Intergranular corrosion of austenitic stainless steel welded structures can be prevented by:
  1. Use low carbon grade 00Cr19Ni10 or 00Cr17Ni14Mo2, or stable grade 0Cr18Ni11Ti or 0Cr18Ni11Nb. Use these grades of stainless steel to prevent the precipitation of carbides during welding to cause harmful effects.
  2. If the face structure is small and can be heat-treated in the furnace, heat treatment may be performed at 1040-1150 ° C to dissolve the chromium carbide, and rapid cooling in the interval of 425-815 ° C to prevent rumination.
Welded ferritic stainless steel may also exhibit intergranular corrosion in certain media. This is caused by precipitation of carbides or oxides and metal lattice strain when steel is rapidly cooled from above 925 ° C. Stress-relieving heat treatment after welding can eliminate stress and restore corrosion resistance. Adding more than 8 times the carbon content of titanium to 1Cr17 stainless steel generally reduces the intergranular corrosion of the welded steel structure in some media. However, the addition of titanium is not effective in concentrated nitric acid.

4. Stress corrosion crack

Stress corrosion cracking is a combination of static stress and corrosion that causes cracks and metal embrittlement. Only tensile stress causes this form of damage. In fact, all metals and alloys (except for very few metals) are prone to stress corrosion cracking in certain environments. The damage to certain metals is either “stress corrosion” or “hydrogen embrittlement” (eg high There are also some different opinions on the cracking of strength steel in hydrogen sulfide. For the sake of discussion, all such damage caused by the external environment is included in the stress corrosion cracking.
Hardened (quenched and tempered) martensitic stainless steels are sensitive to stress corrosion cracking in solutions containing chlorides, thermal hydroxides or nitrates, or hydrogen sulfide. For austenitic stainless steels, the hydroxide solution of concentrated chloride is the main medium causing stress corrosion cracking. It has been shown that several other environments can also cause stress corrosion cracking in austenitic and martensitic stainless steels. However, it should be noted that in many such environments, the presence of impurities may have caused cracks.

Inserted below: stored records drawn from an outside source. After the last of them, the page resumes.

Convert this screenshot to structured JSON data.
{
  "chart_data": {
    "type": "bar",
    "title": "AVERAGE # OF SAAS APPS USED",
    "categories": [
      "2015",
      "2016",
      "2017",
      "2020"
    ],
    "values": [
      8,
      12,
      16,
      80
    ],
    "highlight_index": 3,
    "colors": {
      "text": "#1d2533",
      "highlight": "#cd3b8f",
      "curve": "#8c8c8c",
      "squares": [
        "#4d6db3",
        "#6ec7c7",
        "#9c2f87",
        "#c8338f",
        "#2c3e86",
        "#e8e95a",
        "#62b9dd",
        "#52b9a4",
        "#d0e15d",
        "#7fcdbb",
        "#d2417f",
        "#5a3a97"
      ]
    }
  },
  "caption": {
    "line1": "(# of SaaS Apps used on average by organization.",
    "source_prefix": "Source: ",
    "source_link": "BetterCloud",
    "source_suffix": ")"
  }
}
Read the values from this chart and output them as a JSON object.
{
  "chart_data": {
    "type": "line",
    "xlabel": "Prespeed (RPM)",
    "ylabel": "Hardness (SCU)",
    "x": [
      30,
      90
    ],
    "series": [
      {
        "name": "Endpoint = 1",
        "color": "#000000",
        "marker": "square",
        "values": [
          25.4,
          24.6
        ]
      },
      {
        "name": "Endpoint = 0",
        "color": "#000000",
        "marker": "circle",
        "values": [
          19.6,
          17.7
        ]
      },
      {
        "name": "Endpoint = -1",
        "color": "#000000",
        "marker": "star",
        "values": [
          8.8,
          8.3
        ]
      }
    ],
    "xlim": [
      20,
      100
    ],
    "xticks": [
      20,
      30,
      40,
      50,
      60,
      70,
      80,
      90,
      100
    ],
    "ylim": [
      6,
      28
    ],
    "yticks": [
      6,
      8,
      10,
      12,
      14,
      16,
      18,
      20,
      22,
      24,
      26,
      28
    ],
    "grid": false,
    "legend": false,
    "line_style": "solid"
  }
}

Sensitized austenitic stainless steels are sensitive to intergranular forms of stress corrosion cracking. If the sensitivity is severe and/or the stress is high, this form of crack may be produced in an environment considered to be weak. Sensitized and austenitic stainless steels must not be used for stress conditions unless sufficient tests are performed to demonstrate that the environment encountered does not cause intergranular stress corrosion cracking.
The environment in which stress corrosion cracking occurs is often quite complex. E.g. The stress involved is usually not just the working stress, but the combination of residual stresses in the metal that are produced, welded, or heat treated. This situation can often be mitigated by the method of stress relief after fabrication. In the same gear, as mentioned above, the corrosive medium causing the crack is often only an impurity in the product being processed. In the overall solution, the amount of corrosive medium present may not be sufficient to cause cracking, but at the crack or in the splash zone above the liquid, the local concentration of the medium may cause damage.
Although there are several general methods for preventing stress corrosion cracking, the best method is to use materials that are resistant to stress corrosion cracking in this environment. Therefore, 0Cr18Ni13Si4 (American AISLX M15) or ferritic stainless steel should be used in the hot chloride environment. The use of ferrite and austenitic stainless steels in a hydrogen sulfide environment is generally suitable, and hardened martensitic stainless steels cannot be used.